We can run a regression excluding these
two predictors:

```{r}
fit_ex = lm(medv ~ . - age - indus, data=Boston)
```

```{r}
summary(fit_ex)
```

### Interaction and nonlinear terms

- The syntax `lstat:black` tells R to
include the interaction term $\text{lstat}\times\text{black}$.

- The syntax `lstat*age` simultaneously include `lstat`, `age`, and the interaction term `lstat:black` as predictors:

```{r}
summary(lm(medv ~ lstat*age, data=Boston))
```


To include the quadratic term `X^2`, use
`I(X^2)`:

- The special function `I()` is needed since the hat symbol `^`  has a special meaning in a formula.

```{r}
fit_nonlinear = lm(medv~lstat+I(lstat^2), data = Boston)
summary(fit_nonlinear)
```

- The near-zero p-value associated with the quadratic term suggests that it leads to an improved model.

## Review questions

1. What's the difference between vector and list?
Explain in your own words.

1. `m = matrix(1:4, nrow = 2)`. Is `m` a vector or a list?

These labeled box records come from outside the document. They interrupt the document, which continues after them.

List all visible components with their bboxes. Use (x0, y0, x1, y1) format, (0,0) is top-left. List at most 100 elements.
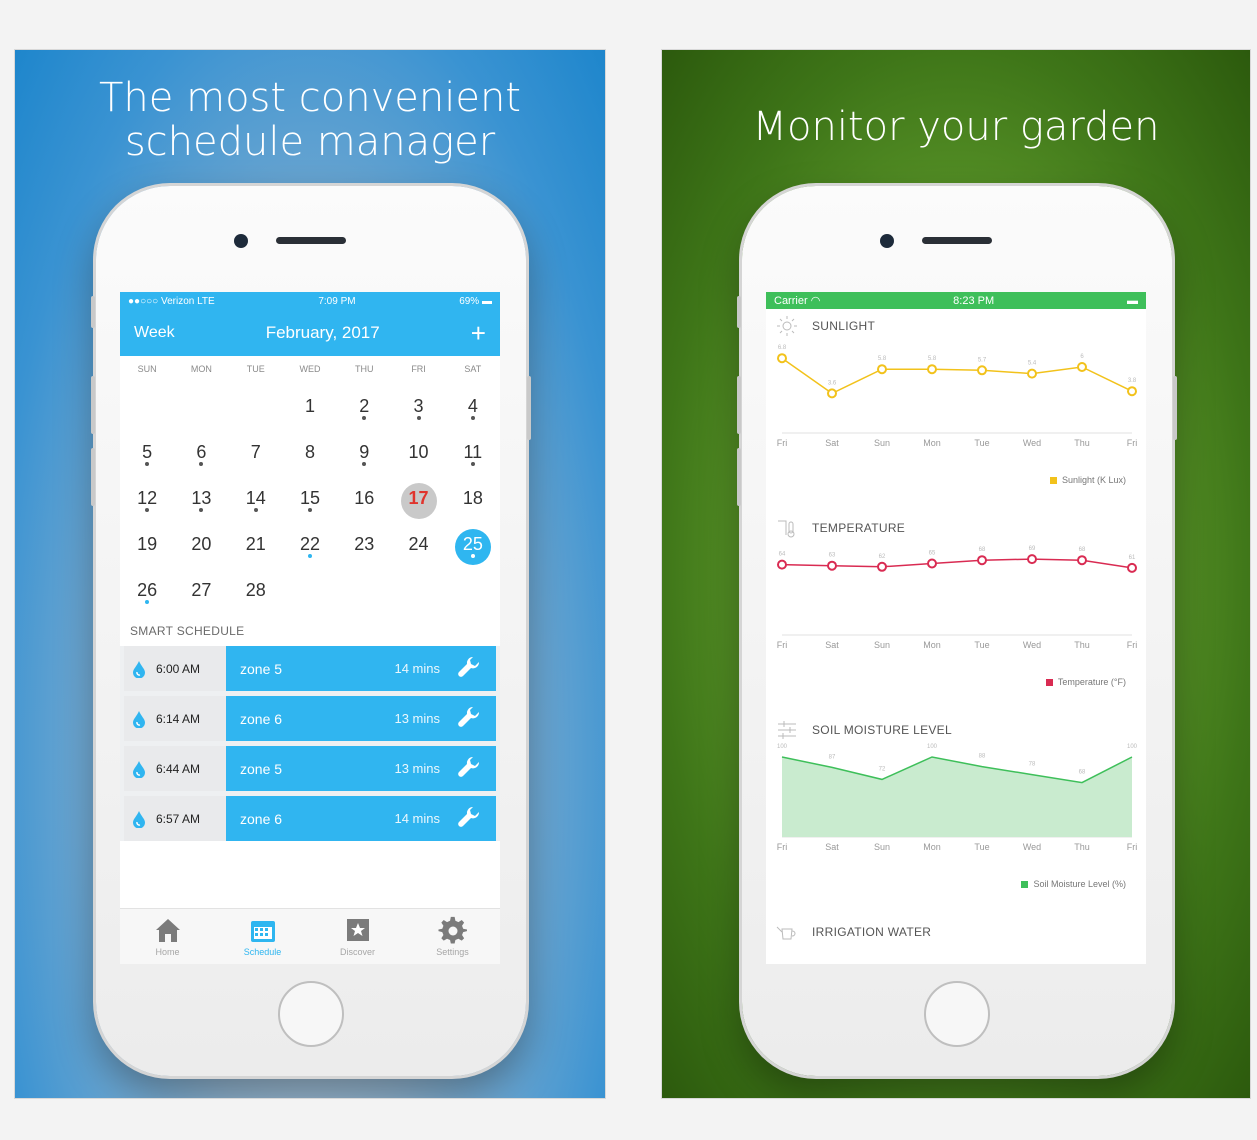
schedule-row[interactable]: 6:44 AM zone 5 13 mins (124, 746, 496, 791)
tab-home[interactable]: Home (120, 909, 215, 964)
data-label: 68 (979, 547, 986, 553)
calendar-day[interactable]: 17 (391, 472, 445, 519)
calendar-day[interactable]: 14 (229, 472, 283, 518)
calendar-day[interactable]: 26 (120, 564, 174, 610)
sunlight-title-text: SUNLIGHT (812, 319, 876, 333)
schedule-zone-bar[interactable]: zone 5 14 mins (226, 646, 496, 691)
calendar-day[interactable]: 25 (446, 518, 500, 565)
schedule-zone-bar[interactable]: zone 6 14 mins (226, 796, 496, 841)
soil-moisture-legend-swatch (1021, 880, 1029, 888)
schedule-time-cell: 6:44 AM (124, 746, 226, 791)
schedule-list: 6:00 AM zone 5 14 mins 6:14 AM zone 6 13 mins… (120, 646, 500, 841)
home-button[interactable] (924, 981, 990, 1047)
weekday-label: SUN (137, 364, 157, 374)
day-number: 18 (462, 488, 483, 508)
calendar-day[interactable]: 18 (446, 472, 500, 518)
tab-settings[interactable]: Settings (405, 909, 500, 964)
power-button (527, 376, 531, 440)
headline-line-2: schedule manager (124, 119, 496, 165)
event-dot (470, 416, 475, 420)
calendar-day[interactable]: 19 (120, 518, 174, 564)
data-point (977, 555, 987, 566)
day-number: 21 (245, 534, 266, 554)
x-tick-label: Fri (1127, 842, 1138, 852)
calendar-day[interactable]: 22 (283, 518, 337, 564)
calendar-day[interactable]: 1 (283, 380, 337, 426)
schedule-row[interactable]: 6:14 AM zone 6 13 mins (124, 696, 496, 741)
calendar-day[interactable]: 3 (391, 380, 445, 426)
data-label: 5.8 (928, 356, 937, 362)
calendar-day[interactable]: 4 (446, 380, 500, 426)
home-button[interactable] (278, 981, 344, 1047)
calendar-day[interactable]: 20 (174, 518, 228, 564)
event-dot (470, 554, 475, 558)
calendar-day[interactable]: 10 (391, 426, 445, 472)
tab-discover[interactable]: Discover (310, 909, 405, 964)
schedule-promo-panel: The most convenient schedule manager ●●○… (14, 49, 606, 1099)
soil-moisture-legend: Soil Moisture Level (%) (1021, 879, 1126, 889)
x-tick-label: Fri (1127, 640, 1138, 650)
calendar-day[interactable]: 16 (337, 472, 391, 518)
edit-schedule-button[interactable] (456, 754, 482, 783)
calendar-day[interactable]: 6 (174, 426, 228, 472)
day-number: 11 (463, 442, 483, 462)
temperature-title-text: TEMPERATURE (812, 521, 906, 535)
calendar-day[interactable]: 9 (337, 426, 391, 472)
schedule-time: 6:14 AM (156, 711, 201, 726)
tab-label: Settings (436, 947, 469, 957)
week-view-button[interactable]: Week (134, 324, 175, 342)
calendar-day[interactable]: 12 (120, 472, 174, 518)
calendar-day[interactable]: 24 (391, 518, 445, 564)
edit-schedule-button[interactable] (456, 654, 482, 683)
carrier-label: ●●○○○ Verizon LTE (128, 295, 215, 307)
calendar-day[interactable]: 8 (283, 426, 337, 472)
calendar-day[interactable]: 21 (229, 518, 283, 564)
calendar-day[interactable]: 2 (337, 380, 391, 426)
x-tick-label: Sun (874, 640, 890, 650)
day-number: 13 (191, 488, 212, 508)
calendar-day[interactable]: 13 (174, 472, 228, 518)
home-icon (155, 919, 180, 942)
calendar-day[interactable]: 11 (446, 426, 500, 472)
data-label: 64 (779, 552, 786, 558)
data-point (877, 364, 887, 375)
calendar-day[interactable]: 27 (174, 564, 228, 610)
event-dot (145, 600, 150, 604)
temperature-card: TEMPERATURE 64 Fri 63 Sat 62 Sun 65 Mon 68 Tue 69 W… (766, 511, 1146, 713)
month-title: February, 2017 (265, 323, 380, 342)
thermometer-icon (778, 520, 795, 538)
water-drop-icon (133, 660, 145, 678)
calendar-day[interactable]: 7 (229, 426, 283, 472)
calendar-day[interactable]: 5 (120, 426, 174, 472)
tab-schedule[interactable]: Schedule (215, 909, 310, 964)
status-time: 8:23 PM (953, 294, 995, 307)
x-tick-label: Mon (923, 640, 941, 650)
data-label: 5.7 (978, 357, 987, 363)
schedule-time-cell: 6:57 AM (124, 796, 226, 841)
calendar-day[interactable]: 28 (229, 564, 283, 610)
schedule-row[interactable]: 6:57 AM zone 6 14 mins (124, 796, 496, 841)
temperature-title: TEMPERATURE (776, 517, 905, 539)
data-label: 62 (879, 554, 886, 560)
add-schedule-button[interactable]: + (471, 320, 486, 346)
event-dot (362, 462, 367, 466)
calendar-day[interactable]: 23 (337, 518, 391, 564)
data-point (777, 559, 787, 570)
schedule-zone-bar[interactable]: zone 6 13 mins (226, 696, 496, 741)
tab-label: Schedule (243, 947, 282, 957)
schedule-screen: ●●○○○ Verizon LTE 7:09 PM 69% ▬ Week Feb… (120, 292, 500, 964)
data-label: 68 (1079, 547, 1086, 553)
calendar-day[interactable]: 15 (283, 472, 337, 518)
edit-schedule-button[interactable] (456, 704, 482, 733)
edit-schedule-button[interactable] (456, 804, 482, 833)
garden-monitor-screen: Carrier ◠ 8:23 PM ▬ SUNLIGHT 6.8 Fri 3.6 Sa… (766, 292, 1146, 964)
calendar-day-empty (446, 564, 500, 610)
wrench-icon (458, 706, 480, 727)
temperature-legend: Temperature (°F) (1045, 677, 1126, 687)
volume-down-button (91, 448, 95, 506)
garden-headline: Monitor your garden (662, 105, 1250, 149)
day-number: 2 (359, 396, 370, 416)
schedule-row[interactable]: 6:00 AM zone 5 14 mins (124, 646, 496, 691)
schedule-zone-bar[interactable]: zone 5 13 mins (226, 746, 496, 791)
event-dot (199, 508, 204, 512)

1. Is the dataset `Boston` a vector or a list?

Read about the dataset (`?Boston`)
and answer the following questions.

4. How to know the number of rows and columns
in dataset `Boston`?

1. Make some pairwise scatterplots of the predictors (columns) in this data set. Describe your findings.

1. Are any of the predictors associated with `crim` (per capita crime rate)? If so, explain the relationship.

1. Do any of the suburbs of Boston appear to have particularly high crime rates? Tax rates? Pupil-teacher ratios? Comment on the range of each predictor.

1. How many of the suburbs in this data set bound the Charles river?